Milt Teitler , Ph.D.
Professor
e-mail: teitlem@mail.amc.edu


Education

1978 - Ph.D. from University of Toronto
1976 - University of Buffalo


Current Research

Many drugs that effect human mood and/or thought act by mimicking or inhibiting the actions of neurons in the brain. Nerves function by releasing chemicals (neurotransmitters) that interact with sites (receptors) on other neurons in the brain. An important type of neuron in the brain produces and releases the substance serotonin; serotonin interacts with "serotonin receptors" located on other neurons adjacent to the serotonin-producing neuron. Dr. Teitler has established the role of serotonergic systems in control of mood and cognition as well as the serotonergic mechanisms of anti-migraine, anti-nausea, anti-psychotic, and hallucinogenic drugs. Dr. Teitler is currently pursuing the discovery of novel drugs directed at serotonin receptors and their functions in the brain and periphery. Underlying Dr. Teitler's research program is a belief that the receptor multiplicity for all neuroactive substances will lead to new insights into biological systems and to the development of new and/or improved drug therapies for all diseases. Site-specific mutagenesis to produce mutant forms of serotonin receptors in vitro has revealed novel properties of antipsychotic drugs: this work has potential implications for uncovering the etiology of mental diseases and for the development of novel antipsychotic medications. Recently important anti-psychotic drugs, such as risperidone (Risperdal), have been found to produce unique effects on cells expressing serotonin receptors. The exploration of these unique effects are revealing a new class of drugs, novel molecular mechanisms for receptor regulation, and the possibility of a new class of therapeutics for many diseases. In addition, the understudied properties of the "5-HT1E" receptor, discovered in Dr. Teitler's laboratory, are being explored with an emphasis on the development of the first drugs designed to selectively stimulate or block this receptor. These drugs should aid in understanding the function of the 5-HT1E receptor and may have novel therapeutic properties.




References

  1. Jessica A Knight, Carol Smith, Nicole Toohey, Michael T. Klein, and Milt Teitler.

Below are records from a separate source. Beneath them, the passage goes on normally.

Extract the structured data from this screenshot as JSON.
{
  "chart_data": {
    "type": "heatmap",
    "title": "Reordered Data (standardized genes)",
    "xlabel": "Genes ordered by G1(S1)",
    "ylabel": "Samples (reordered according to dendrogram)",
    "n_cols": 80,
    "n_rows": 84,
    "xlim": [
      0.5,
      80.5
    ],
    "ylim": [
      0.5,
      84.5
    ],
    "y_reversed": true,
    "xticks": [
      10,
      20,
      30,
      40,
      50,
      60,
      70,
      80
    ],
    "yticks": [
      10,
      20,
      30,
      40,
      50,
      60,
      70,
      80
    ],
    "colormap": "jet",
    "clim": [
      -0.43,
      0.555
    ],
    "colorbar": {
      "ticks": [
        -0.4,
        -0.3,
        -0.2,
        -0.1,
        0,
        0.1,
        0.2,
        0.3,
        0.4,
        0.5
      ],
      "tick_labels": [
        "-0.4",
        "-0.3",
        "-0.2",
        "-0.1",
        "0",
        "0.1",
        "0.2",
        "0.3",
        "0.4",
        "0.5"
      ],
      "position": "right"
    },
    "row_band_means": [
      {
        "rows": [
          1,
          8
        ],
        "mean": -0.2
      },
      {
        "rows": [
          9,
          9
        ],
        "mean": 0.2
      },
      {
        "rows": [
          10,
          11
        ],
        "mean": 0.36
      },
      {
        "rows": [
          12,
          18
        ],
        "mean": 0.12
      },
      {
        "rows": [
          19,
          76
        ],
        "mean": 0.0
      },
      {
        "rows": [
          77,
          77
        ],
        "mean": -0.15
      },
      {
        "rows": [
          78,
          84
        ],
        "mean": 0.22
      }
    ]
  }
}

Pharmacological analysis of the novel, rapid and potent inactivation of the human 5-HT7 receptor by risperidone, 9-OH-risperidone and other "inactivating antagonists". Mol. Pharmacol.,in press (2008)


  2. Carol Smith, Tariq Rahman, Nicole Toohey, Joseph Mazurkiewicz, Katharine Herrick-Davis, and Milt Teitler, Risperidone Irreversibly Binds to and Inactivates the h5-HT7 Serotonin Receptor, Mol. Pharmacol., 70(4):1264-70, (2006).


  3. Anil Purohit, Carol Smith, Katharine Herrick-Davis, and Milt Teitler. Stable expression of constitutively activated mutant h5HT6 and h5HT7 serotonin receptors: inverse agonist activity of antipsychotic drugs. Psychopharmacology, 179: 461-469(2005)


  4. Dukat M, Smith C, Herrick-Davis K, Teitler M, Glennon RA.Binding of tryptamine analogs at h5-HT1E receptors: a structure-affinity investigation.Bioorg Med Chem. 12:2545-52(2004)


  5. M. Teitler M, Herrick-Davis K, Purohit A.Constitutive activity of G-protein coupled receptors: emphasis on serotonin receptors. Curr Top Med Chem. 2002 Jun;2(6):529-38 (2002).